Der ganz große Traum ist jedoch all die Schätze zu heben, die sich in dem ganzen alten Material befinden, das sich in über 100 Jahren Film und Fernsehen angesammelt hat und gar nicht oder schlecht archiviert ist. Das Deutsche Rundfunkarchiv (DRA) hat eine Befundungssoftware entwickelt, die nicht nur den technische Zustand des Materials prüft – also defekte Stellen oder Farbdichte – sondern beim Durchlauf auch ein Proxy anfertigt, damit man sieht was genau auf dem Material zu sehen ist und anschließend eine Handlungsempfehlung abgibt. Was nach wie vor fehlt ist jedoch eine sinnvolle Bilderkennung. Selbst Gebäude lassen sich nur identifizieren, wenn sie vollständig und klar abgebildet sind. Bleibt die Frage nach der Finanzierung. Bei der Serie „Am Kap der wilden Tiere“ hatte die Erhebung der Metadaten die Produktionsfirma bezahlt. „In diesem Falle war es Eigenwerbung. Es ging uns darum zu zeigen, dass man als Produzent ernst zu nehmen ist“, sagt Vincent TV-Geschäftsführer Matthias Martens. „Grundsätzlich soll derjenige zahlen, der etwas davon hat“, sagt Katja Struwe von AllAccessAgents einer Partner-Vermittlungs-Plattform für die Film-und Markenindustrie. Zur Arbeit von AllAccessAgents gehört die Erstellung von exklusiven Material für die Promotion der Markenpartner aber auch für die Film-Promotion. Da hier auch auf Material aus dem Film beziehungsweise von Dreharbeiten zurück gegriffen wird, ist es sinnvoll sehr genaue Informationen über die Inhalte und besondere Momente zu haben. Im Rahmen des F[&]E-Projektes dwerft werden auch die automatisierte Qualitätsprüfung von TV-Produktionen in der Cloud, ein Themendienst für die Verwertung von Filmen, cloudbasierte Editing-Umgebungen und weitere Teiltechnologien entwickelt.
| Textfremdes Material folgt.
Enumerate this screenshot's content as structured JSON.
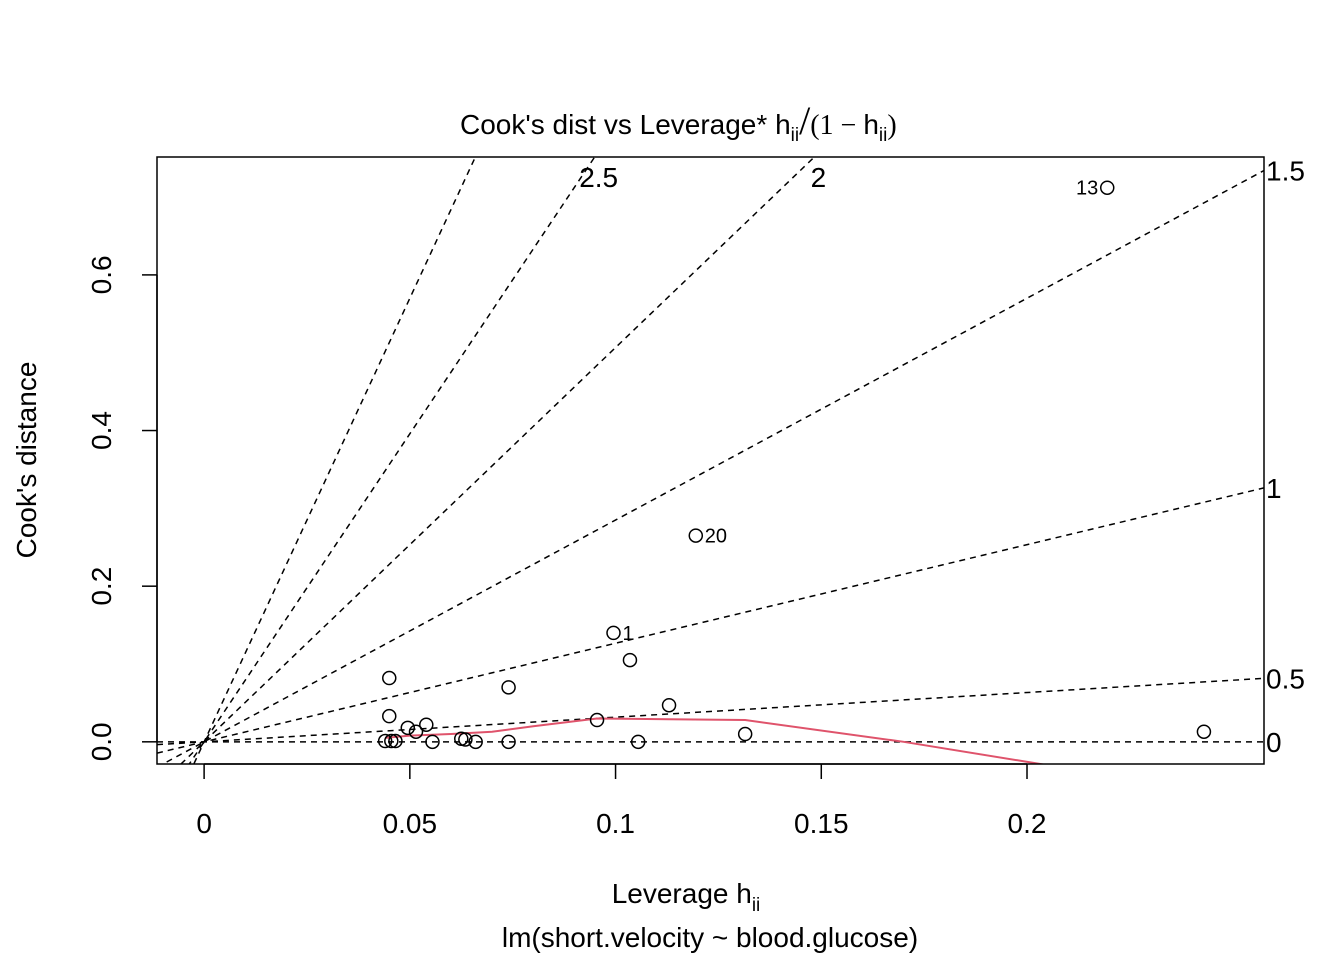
{
  "chart_data": {
    "type": "scatter",
    "title_prefix": "Cook's dist vs Leverage*",
    "title_formula": {
      "h": "h",
      "sub": "ii",
      "slash": "/",
      "open": "(1 − ",
      "close": ")"
    },
    "xlabel": "Leverage",
    "xlabel_symbol": "h",
    "xlabel_sub": "ii",
    "ylabel": "Cook's distance",
    "subtitle": "lm(short.velocity ~ blood.glucose)",
    "xlim": [
      -0.01145,
      0.2576
    ],
    "ylim": [
      -0.0285,
      0.7515
    ],
    "x_ticks": [
      {
        "value": 0,
        "label": "0"
      },
      {
        "value": 0.05,
        "label": "0.05"
      },
      {
        "value": 0.1,
        "label": "0.1"
      },
      {
        "value": 0.15,
        "label": "0.15"
      },
      {
        "value": 0.2,
        "label": "0.2"
      }
    ],
    "y_ticks": [
      {
        "value": 0.0,
        "label": "0.0"
      },
      {
        "value": 0.2,
        "label": "0.2"
      },
      {
        "value": 0.4,
        "label": "0.4"
      },
      {
        "value": 0.6,
        "label": "0.6"
      }
    ],
    "contours": [
      {
        "label": "0",
        "slope": 0
      },
      {
        "label": "0.5",
        "slope": 0.3167
      },
      {
        "label": "1",
        "slope": 1.2667
      },
      {
        "label": "1.5",
        "slope": 2.85
      },
      {
        "label": "2",
        "slope": 5.0667
      },
      {
        "label": "2.5",
        "slope": 7.9167
      },
      {
        "label": "",
        "slope": 11.4
      }
    ],
    "points": [
      {
        "x": 0.0995,
        "y": 0.14,
        "label": "1"
      },
      {
        "x": 0.1035,
        "y": 0.105,
        "label": ""
      },
      {
        "x": 0.045,
        "y": 0.082,
        "label": ""
      },
      {
        "x": 0.045,
        "y": 0.033,
        "label": ""
      },
      {
        "x": 0.0495,
        "y": 0.018,
        "label": ""
      },
      {
        "x": 0.0515,
        "y": 0.013,
        "label": ""
      },
      {
        "x": 0.054,
        "y": 0.022,
        "label": ""
      },
      {
        "x": 0.044,
        "y": 0.001,
        "label": ""
      },
      {
        "x": 0.0455,
        "y": 0.001,
        "label": ""
      },
      {
        "x": 0.0465,
        "y": 0.001,
        "label": ""
      },
      {
        "x": 0.0555,
        "y": 0.0,
        "label": ""
      },
      {
        "x": 0.0625,
        "y": 0.004,
        "label": ""
      },
      {
        "x": 0.0635,
        "y": 0.003,
        "label": ""
      },
      {
        "x": 0.066,
        "y": 0.0,
        "label": ""
      },
      {
        "x": 0.074,
        "y": 0.07,
        "label": ""
      },
      {
        "x": 0.074,
        "y": 0.0,
        "label": ""
      },
      {
        "x": 0.0955,
        "y": 0.028,
        "label": ""
      },
      {
        "x": 0.1055,
        "y": 0.0,
        "label": ""
      },
      {
        "x": 0.113,
        "y": 0.047,
        "label": ""
      },
      {
        "x": 0.1195,
        "y": 0.265,
        "label": "20"
      },
      {
        "x": 0.1315,
        "y": 0.01,
        "label": ""
      },
      {
        "x": 0.2195,
        "y": 0.712,
        "label": "13"
      },
      {
        "x": 0.243,
        "y": 0.013,
        "label": ""
      }
    ],
    "smooth_line": {
      "color": "#DF536B",
      "x": [
        0.044,
        0.05,
        0.06,
        0.07,
        0.08,
        0.0955,
        0.113,
        0.1315,
        0.17,
        0.205
      ],
      "y": [
        0.005,
        0.008,
        0.01,
        0.013,
        0.02,
        0.03,
        0.029,
        0.028,
        0.0,
        -0.03
      ]
    }
  }
}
Das dwerft-Bündnis besteht aus fünf Verbundprojekten: Produktion, Archivierung, Rechtemanagement, Distribution, Zukunftsforschung und Wissenstransfer. An dem Bündnis sind zehn Partner aus Wirtschaft und Wissenschaft beteiligt. Das Forschungsprojekt ist auf drei Jahre angelegt und wird im Rahmen des Programms „Innovative regionale Wachstumskerne“ aus Mitteln des Bundesministeriums für Bildung und Forschung (BMBF) gefördert. Investiert werden rund acht Millionen Euro in Forschung und Entwicklungsleistungen. Die beteiligten Partner bringen Eigenmittel in Höhe von rund 2,5 Millionen Euro in das Projekt ein, das Bundesministerium stellt rund 5,5 Millionen Euro für die dwerft bereit.
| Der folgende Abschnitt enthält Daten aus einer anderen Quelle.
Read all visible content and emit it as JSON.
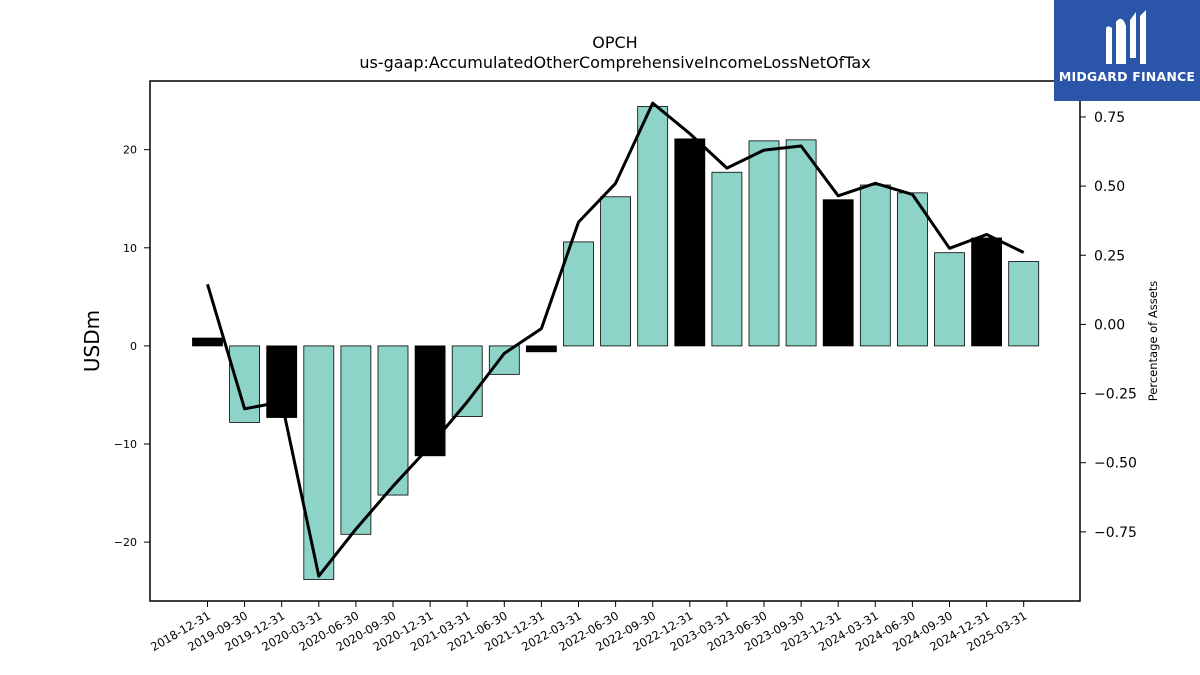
{
  "chart_data": {
    "type": "bar",
    "title": "OPCH",
    "subtitle": "us-gaap:AccumulatedOtherComprehensiveIncomeLossNetOfTax",
    "ylabel": "USDm",
    "y2label": "Percentage of Assets",
    "ylim": [
      -26.0,
      27.0
    ],
    "y2lim": [
      -1.0,
      0.88
    ],
    "yticks": [
      -20,
      -10,
      0,
      10,
      20
    ],
    "y2ticks": [
      -0.75,
      -0.5,
      -0.25,
      0.0,
      0.25,
      0.5,
      0.75
    ],
    "categories": [
      "2018-12-31",
      "2019-09-30",
      "2019-12-31",
      "2020-03-31",
      "2020-06-30",
      "2020-09-30",
      "2020-12-31",
      "2021-03-31",
      "2021-06-30",
      "2021-12-31",
      "2022-03-31",
      "2022-06-30",
      "2022-09-30",
      "2022-12-31",
      "2023-03-31",
      "2023-06-30",
      "2023-09-30",
      "2023-12-31",
      "2024-03-31",
      "2024-06-30",
      "2024-09-30",
      "2024-12-31",
      "2025-03-31"
    ],
    "series": [
      {
        "kind": "bar",
        "values": [
          0.8,
          -7.8,
          -7.3,
          -23.8,
          -19.2,
          -15.2,
          -11.2,
          -7.2,
          -2.9,
          -0.6,
          10.6,
          15.2,
          24.4,
          21.1,
          17.7,
          20.9,
          21.0,
          14.9,
          16.4,
          15.6,
          9.5,
          11.0,
          8.6
        ],
        "highlight": [
          true,
          false,
          true,
          false,
          false,
          false,
          true,
          false,
          false,
          true,
          false,
          false,
          false,
          true,
          false,
          false,
          false,
          true,
          false,
          false,
          false,
          true,
          false
        ],
        "color": "#8dd3c7",
        "highlight_color": "#000000"
      },
      {
        "kind": "line",
        "axis": "right",
        "values": [
          0.145,
          -0.305,
          -0.28,
          -0.91,
          -0.74,
          -0.585,
          -0.44,
          -0.28,
          -0.105,
          -0.015,
          0.37,
          0.51,
          0.8,
          0.69,
          0.565,
          0.63,
          0.645,
          0.465,
          0.51,
          0.47,
          0.275,
          0.325,
          0.26
        ],
        "color": "#000000"
      }
    ],
    "grid": false
  },
  "logo": {
    "text": "MIDGARD FINANCE",
    "color": "#2a55a8"
  }
}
Die Partner sind das Deutsche Rundfunkarchiv, filmwerte, Filmuniversität Babelsberg „Konrad Wolf“, Humboldt Institut für Internet und Gesellschaft (HIIG), Hasso-Plattner-Institut, Interlake Media, IRT, transfermedia production services, WDR mediagroup digital und yovisto. Assoziierte Partner sind PreProducer, Cube-Tec und LockitNetwork.